The study builds on previous evidence showing that LLMs aren’t quite prepared for prime-time diagnostics, especially when asked to take on complex specialties like oncology. For example, a team from Switzerland recently found that Chat-CPT’s answers for more than 20% of open-ended questions about radiation oncology were considered “bad” or “very bad” by a team of human clinical reviewers.
And researchers from Mass General, Boston Children’s, and Memorial Sloan Kettering found that LLMs recommended one or more non-NCCN-concordant treatment suggestions in more than a third of queries (34.3%). The model also offered “hallucinations,” or suggestions that were not part of any recommended treatment, in 12.5% of cases. In addition, the model’s output differed significantly based on how the question was written, adding confusion to the equation.
This doesn’t mean that LLMs are hopeless and should be abandoned for diagnostic decision support. Instead, it’s a sign that we need to pour more resources into training and tuning large language models to unlock their full potential.
Chat-GPT and its publicly available competitors are generalized models that have an acceptable level of competency across many, many areas. To make a difference in healthcare and life sciences, we need to go deep into narrower datasets focused on the insights that matter most.
That means developing a larger number of clean, complete, accurate, and representative datasets that combine medical records and clinical trial information with real-world data (RWD) and real-world evidence (RWE) about clinical care and drug efficacy.
This data must be drawn from multiple sources and represent longitudinal patient journeys while being carefully curated with strong adherence to shared data governance principles.

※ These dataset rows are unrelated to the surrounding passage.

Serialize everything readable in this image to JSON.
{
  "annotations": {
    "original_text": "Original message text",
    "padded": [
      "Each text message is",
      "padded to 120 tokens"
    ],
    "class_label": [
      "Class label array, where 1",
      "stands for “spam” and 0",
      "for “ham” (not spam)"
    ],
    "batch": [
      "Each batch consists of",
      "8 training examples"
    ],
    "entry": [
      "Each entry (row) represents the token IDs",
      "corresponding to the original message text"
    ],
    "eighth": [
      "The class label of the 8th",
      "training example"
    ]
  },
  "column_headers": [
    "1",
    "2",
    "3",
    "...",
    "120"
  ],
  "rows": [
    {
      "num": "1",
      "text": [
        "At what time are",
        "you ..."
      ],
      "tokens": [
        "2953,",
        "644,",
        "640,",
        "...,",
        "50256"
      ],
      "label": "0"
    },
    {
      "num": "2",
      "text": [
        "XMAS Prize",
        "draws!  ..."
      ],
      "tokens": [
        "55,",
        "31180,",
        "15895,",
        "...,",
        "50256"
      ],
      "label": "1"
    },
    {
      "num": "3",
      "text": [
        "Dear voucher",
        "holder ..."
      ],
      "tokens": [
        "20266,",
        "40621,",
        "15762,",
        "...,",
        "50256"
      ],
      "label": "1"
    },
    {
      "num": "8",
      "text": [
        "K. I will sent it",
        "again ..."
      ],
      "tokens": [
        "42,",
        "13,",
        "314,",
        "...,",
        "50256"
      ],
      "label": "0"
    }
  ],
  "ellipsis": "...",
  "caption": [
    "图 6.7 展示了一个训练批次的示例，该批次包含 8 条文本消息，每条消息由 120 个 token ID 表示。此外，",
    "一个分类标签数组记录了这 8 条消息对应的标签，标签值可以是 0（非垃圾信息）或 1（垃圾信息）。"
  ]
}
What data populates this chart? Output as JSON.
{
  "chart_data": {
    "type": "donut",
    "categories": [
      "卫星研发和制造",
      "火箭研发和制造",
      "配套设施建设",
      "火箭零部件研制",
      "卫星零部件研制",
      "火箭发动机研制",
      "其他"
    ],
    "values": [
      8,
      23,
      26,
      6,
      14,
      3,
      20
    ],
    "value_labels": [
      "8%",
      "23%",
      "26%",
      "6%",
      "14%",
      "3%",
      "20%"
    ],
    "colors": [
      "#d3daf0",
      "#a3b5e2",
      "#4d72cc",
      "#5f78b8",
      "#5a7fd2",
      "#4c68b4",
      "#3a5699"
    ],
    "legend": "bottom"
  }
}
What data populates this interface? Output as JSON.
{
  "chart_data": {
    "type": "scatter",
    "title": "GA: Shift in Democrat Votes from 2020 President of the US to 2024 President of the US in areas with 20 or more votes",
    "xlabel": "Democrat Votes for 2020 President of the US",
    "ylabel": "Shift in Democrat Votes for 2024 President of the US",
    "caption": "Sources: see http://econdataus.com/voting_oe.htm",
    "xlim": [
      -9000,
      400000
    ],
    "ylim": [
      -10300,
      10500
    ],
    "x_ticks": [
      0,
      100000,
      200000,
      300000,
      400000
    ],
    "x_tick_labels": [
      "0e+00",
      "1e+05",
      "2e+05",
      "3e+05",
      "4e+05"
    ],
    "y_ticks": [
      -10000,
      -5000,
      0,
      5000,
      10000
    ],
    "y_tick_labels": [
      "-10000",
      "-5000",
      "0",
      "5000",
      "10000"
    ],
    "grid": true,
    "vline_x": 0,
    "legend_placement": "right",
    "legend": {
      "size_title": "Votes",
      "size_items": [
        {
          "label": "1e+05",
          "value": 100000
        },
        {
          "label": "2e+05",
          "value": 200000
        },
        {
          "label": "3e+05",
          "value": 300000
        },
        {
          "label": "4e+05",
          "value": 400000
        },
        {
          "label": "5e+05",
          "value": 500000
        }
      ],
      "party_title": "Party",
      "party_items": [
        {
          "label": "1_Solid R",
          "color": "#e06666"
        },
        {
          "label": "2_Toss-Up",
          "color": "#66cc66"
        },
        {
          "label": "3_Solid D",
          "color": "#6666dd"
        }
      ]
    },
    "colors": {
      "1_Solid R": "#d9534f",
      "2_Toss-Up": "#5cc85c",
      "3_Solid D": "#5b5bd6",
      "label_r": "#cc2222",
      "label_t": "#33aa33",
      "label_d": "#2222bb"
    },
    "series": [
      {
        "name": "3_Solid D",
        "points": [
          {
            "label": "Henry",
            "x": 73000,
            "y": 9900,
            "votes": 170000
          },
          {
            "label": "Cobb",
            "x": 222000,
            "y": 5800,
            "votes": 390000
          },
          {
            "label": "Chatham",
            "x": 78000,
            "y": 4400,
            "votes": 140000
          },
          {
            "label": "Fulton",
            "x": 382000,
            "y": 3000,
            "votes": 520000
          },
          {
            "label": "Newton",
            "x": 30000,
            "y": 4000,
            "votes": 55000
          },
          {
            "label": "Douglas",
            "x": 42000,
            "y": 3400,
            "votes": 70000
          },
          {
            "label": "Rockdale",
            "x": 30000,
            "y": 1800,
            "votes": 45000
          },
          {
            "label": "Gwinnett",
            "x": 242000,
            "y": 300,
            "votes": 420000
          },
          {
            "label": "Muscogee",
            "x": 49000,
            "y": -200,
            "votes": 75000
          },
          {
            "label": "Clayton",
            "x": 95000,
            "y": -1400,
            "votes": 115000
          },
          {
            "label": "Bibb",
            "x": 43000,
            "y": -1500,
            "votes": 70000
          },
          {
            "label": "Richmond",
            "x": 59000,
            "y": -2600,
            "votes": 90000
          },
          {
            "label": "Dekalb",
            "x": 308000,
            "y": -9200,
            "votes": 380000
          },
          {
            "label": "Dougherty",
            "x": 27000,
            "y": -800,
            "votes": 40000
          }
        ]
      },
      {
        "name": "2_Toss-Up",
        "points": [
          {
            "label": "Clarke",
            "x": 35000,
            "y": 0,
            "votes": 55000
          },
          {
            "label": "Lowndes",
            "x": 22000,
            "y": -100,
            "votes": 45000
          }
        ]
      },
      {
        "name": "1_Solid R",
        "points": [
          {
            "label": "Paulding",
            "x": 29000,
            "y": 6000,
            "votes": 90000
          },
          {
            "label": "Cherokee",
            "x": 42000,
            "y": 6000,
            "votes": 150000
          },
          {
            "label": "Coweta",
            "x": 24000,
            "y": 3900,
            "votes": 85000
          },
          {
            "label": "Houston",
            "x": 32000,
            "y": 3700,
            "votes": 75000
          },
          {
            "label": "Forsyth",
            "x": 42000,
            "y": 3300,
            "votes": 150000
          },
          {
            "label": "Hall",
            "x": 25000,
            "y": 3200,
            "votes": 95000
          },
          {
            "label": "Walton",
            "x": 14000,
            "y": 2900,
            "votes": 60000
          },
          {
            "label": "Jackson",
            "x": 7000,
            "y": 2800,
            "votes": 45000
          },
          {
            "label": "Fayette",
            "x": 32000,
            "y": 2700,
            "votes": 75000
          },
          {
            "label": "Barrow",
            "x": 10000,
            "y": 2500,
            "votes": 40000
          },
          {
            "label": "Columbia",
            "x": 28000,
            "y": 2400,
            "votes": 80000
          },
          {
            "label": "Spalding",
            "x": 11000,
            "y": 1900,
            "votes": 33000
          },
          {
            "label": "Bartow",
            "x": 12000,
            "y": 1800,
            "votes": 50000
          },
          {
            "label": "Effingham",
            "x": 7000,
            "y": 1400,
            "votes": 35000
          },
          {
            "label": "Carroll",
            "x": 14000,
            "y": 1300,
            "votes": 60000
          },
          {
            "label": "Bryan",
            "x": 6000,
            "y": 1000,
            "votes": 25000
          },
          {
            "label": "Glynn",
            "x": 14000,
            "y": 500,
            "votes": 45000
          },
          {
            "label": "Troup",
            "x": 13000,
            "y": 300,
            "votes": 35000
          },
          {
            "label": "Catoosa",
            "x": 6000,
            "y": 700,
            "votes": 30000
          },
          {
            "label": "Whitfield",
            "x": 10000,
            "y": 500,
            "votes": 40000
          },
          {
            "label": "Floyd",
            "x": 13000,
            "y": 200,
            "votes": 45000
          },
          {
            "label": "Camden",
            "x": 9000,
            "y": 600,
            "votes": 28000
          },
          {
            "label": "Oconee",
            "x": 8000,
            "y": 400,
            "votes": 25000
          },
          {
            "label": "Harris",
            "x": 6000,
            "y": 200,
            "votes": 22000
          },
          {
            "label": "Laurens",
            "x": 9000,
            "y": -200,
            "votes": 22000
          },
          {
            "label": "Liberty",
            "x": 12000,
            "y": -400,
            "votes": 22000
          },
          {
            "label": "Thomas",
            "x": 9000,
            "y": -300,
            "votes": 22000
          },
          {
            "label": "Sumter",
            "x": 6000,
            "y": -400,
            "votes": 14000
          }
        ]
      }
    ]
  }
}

Model trainers will also need to be cautious about introducing unintentional biases into the data, which can happen with poor quality medical literature, outdated care protocols, or studies that are not inclusive and representative of all communities. Training should also involve a variety of human clinical annotators with broad experience treating different patient populations to avoid creating an undesirable loop of confirmation bias.
Creating oncology-specific LLMs that are up to the task of real-world clinical diagnosis will be a long-term project for technology developers, data companies, and clinical partners. Achieving the best results will start with zeroing in on meaningfully curated real-world data that can support bias-free training at scale.
With high-quality fuel for the fire, LLMs could soon become a valuable addition to the clinical and life sciences toolkits and support improved outcomes for patients with cancer and other conditions.